Acompanhar como a China reage a esta crise é fundamental para o curso futuro dos acontecimentos sem falar que uma solução diplomática patrocinada pela China seria um enorme gol diplomático e poderia mudar de forma significativa a dinâmica existente das relações entre a China e a Europa e EUA. A segunda incógnita é o comportamento da opinião pública russa e a unidade no topo do regime na viagem escura e sombria para onde Putin decidiu embarcar o seu país. A escalada retórica de Putin é proporcional às dificuldades encontradas para apresentar um caso convincente à opinião pública russa e é imprevisível como o aumento dos custos desta aventura vai ser aceito pela população, sem falar do aumento inevitável da repressão dentro da Rússia que vai acontecer em paralelo com o desencadear do conflito.

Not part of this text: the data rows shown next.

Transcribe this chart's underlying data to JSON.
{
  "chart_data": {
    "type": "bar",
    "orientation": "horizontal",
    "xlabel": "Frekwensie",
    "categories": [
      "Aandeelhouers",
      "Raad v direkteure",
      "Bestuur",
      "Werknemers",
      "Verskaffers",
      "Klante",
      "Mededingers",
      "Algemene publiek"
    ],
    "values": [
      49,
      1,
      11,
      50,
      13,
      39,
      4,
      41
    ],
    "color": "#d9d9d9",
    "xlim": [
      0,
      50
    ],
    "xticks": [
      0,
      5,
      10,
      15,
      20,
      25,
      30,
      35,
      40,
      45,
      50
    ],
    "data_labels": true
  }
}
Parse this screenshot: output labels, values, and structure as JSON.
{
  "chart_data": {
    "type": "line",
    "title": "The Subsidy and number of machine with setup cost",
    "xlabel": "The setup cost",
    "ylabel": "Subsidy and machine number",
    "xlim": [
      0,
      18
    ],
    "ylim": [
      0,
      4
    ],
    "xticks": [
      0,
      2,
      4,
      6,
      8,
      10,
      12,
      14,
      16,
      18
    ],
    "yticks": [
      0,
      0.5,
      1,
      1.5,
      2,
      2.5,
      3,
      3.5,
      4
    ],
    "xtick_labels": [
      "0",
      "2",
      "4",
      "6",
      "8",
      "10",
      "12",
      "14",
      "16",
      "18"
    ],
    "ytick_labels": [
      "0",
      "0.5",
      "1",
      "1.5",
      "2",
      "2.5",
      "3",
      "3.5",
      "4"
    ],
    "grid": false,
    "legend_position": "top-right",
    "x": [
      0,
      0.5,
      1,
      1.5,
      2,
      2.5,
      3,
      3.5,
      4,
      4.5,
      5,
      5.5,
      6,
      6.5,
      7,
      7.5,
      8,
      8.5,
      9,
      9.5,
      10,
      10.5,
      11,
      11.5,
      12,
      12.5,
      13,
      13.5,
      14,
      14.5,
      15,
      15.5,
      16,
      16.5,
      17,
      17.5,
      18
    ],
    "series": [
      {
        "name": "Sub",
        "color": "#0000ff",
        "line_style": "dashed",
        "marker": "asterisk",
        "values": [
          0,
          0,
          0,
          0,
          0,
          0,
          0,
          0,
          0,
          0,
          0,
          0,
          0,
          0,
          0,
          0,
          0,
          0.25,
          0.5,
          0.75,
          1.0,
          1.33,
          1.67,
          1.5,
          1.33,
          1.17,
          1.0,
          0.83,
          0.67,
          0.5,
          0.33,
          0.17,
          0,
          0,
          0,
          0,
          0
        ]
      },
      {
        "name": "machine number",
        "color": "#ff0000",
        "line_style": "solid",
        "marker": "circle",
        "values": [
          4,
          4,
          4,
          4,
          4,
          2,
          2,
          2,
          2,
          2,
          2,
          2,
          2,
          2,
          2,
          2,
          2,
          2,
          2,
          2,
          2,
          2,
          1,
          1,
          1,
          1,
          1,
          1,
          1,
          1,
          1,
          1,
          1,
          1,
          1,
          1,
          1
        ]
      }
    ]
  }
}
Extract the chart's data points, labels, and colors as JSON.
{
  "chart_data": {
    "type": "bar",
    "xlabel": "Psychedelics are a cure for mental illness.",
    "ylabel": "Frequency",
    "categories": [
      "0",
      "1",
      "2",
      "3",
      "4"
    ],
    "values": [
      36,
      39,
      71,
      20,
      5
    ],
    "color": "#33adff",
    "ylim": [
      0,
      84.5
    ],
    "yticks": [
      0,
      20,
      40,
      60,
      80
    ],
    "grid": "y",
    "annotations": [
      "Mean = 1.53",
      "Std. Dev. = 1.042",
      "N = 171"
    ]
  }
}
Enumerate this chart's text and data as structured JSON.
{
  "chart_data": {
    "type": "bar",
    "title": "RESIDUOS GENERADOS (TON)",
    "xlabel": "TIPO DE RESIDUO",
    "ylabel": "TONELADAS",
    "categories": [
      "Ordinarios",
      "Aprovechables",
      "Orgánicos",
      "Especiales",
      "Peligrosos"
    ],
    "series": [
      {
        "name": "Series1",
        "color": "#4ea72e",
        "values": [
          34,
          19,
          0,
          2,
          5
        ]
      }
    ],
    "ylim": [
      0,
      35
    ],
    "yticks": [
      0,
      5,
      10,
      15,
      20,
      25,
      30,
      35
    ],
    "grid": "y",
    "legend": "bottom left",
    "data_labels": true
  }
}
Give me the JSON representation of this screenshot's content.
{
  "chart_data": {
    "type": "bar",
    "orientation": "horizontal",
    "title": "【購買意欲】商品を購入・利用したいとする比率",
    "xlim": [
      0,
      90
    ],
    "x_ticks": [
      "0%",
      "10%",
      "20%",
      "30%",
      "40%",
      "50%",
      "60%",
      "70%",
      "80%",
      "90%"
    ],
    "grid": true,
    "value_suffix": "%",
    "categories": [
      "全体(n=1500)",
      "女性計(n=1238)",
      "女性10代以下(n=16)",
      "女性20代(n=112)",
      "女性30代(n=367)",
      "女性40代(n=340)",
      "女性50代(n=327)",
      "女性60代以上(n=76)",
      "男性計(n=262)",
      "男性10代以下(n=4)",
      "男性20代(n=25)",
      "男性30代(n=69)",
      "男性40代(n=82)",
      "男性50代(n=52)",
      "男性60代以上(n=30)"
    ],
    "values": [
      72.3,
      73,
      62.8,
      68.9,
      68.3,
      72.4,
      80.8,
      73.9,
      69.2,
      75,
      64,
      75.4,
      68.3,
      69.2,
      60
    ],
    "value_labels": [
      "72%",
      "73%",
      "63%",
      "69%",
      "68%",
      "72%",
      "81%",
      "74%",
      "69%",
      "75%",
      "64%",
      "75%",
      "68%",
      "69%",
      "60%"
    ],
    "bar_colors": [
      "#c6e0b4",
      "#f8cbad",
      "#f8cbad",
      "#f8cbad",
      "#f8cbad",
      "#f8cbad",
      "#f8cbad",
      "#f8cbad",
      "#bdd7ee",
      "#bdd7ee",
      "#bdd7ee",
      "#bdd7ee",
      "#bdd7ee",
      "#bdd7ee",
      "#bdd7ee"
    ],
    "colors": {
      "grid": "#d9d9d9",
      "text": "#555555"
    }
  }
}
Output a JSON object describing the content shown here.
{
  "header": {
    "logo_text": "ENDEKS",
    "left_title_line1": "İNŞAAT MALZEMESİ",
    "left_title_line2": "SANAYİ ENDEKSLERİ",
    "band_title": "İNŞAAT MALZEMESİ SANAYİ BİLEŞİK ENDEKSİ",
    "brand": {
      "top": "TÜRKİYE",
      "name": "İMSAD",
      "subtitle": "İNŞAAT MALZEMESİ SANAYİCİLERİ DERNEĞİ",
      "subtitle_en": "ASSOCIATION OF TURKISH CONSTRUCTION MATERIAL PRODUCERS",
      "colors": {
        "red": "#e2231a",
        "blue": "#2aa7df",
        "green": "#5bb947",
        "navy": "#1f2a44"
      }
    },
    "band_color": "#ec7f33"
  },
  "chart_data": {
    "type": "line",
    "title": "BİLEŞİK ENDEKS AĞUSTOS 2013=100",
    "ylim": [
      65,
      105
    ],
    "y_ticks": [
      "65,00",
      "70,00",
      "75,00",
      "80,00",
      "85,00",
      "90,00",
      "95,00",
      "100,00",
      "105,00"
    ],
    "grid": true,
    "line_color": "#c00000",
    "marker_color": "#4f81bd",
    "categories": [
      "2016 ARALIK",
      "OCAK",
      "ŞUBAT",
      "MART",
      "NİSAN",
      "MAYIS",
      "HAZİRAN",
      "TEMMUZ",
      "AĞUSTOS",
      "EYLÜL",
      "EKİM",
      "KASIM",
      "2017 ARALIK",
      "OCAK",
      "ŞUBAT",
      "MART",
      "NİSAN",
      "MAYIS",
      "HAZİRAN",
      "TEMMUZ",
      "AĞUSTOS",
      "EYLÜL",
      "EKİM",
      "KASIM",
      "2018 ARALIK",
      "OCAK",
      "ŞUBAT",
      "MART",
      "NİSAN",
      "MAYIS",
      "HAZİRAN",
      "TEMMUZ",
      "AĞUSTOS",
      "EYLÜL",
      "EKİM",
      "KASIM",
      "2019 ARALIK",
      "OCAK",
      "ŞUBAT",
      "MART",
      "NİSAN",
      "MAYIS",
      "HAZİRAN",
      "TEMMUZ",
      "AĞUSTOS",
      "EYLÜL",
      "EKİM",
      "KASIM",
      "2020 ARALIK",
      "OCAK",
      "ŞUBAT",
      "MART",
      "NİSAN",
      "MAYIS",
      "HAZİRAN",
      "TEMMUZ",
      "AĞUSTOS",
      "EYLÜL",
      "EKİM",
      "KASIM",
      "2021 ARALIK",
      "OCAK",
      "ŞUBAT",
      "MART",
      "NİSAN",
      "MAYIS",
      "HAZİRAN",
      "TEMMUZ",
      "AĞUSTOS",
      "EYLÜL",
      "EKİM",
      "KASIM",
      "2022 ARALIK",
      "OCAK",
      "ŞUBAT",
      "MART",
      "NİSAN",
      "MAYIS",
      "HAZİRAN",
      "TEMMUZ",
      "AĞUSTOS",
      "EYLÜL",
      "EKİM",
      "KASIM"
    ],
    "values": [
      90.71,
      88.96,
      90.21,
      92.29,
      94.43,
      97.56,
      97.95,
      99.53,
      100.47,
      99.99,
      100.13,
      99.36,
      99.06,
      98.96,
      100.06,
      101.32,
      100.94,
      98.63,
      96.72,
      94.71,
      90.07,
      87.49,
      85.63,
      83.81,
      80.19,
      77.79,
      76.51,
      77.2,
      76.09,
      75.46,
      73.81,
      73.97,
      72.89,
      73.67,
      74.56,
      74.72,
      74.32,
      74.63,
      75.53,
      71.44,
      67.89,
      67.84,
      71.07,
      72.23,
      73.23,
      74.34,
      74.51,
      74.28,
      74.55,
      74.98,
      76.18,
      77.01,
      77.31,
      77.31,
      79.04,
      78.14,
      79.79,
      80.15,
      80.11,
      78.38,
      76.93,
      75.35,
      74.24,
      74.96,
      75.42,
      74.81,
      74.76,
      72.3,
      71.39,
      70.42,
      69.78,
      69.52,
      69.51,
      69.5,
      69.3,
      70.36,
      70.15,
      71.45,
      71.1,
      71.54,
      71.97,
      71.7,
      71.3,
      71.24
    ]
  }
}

Os mercados têm muitas dificuldades em prever eventos extremos. Na véspera da Primeira Guerra Mundial os mercados nada antecipavam, por exemplo, sobre o conflito, mas é claro agora que vamos ter consequências econômicas potencialmente severas não só na economia russa mas também na economia europeia pois muitas das sanções apresentam custos para quem as impõe. Emergindo de todas as dificuldades da pandemia, a economia mundial pode sofrer não só um choque no setor de energia, dada a importância da Rússia no setor, mas também no mercado agrícola sem falar de ataques cibernéticos em setores críticos no mundo Ocidental.

A Ucrânia, por exemplo, é responsável por 12% das exportações mundiais de trigo e muita desta produção está concentrada no Leste do país. Para o Brasil, para além do aumento do risco inflacionário por via do aumento do preço do Petróleo, pode haver consequências importantes para o setor do agro dado que a Rússia é um importante fornecedor de insumos agrícolas críticos para a produção do setor sem falar das repercussões negativas sobre a economia mundial.

Temo que esta crise esteja apenas no início. O historiador Thomas Snyder num brilhante livro de história classificou as terras com epicentro na Ucrânia durante a primeira metade do século XX como Terras de Sangue. O regresso desta nova velha guerra fria ameaça ser um triste regresso a este passado.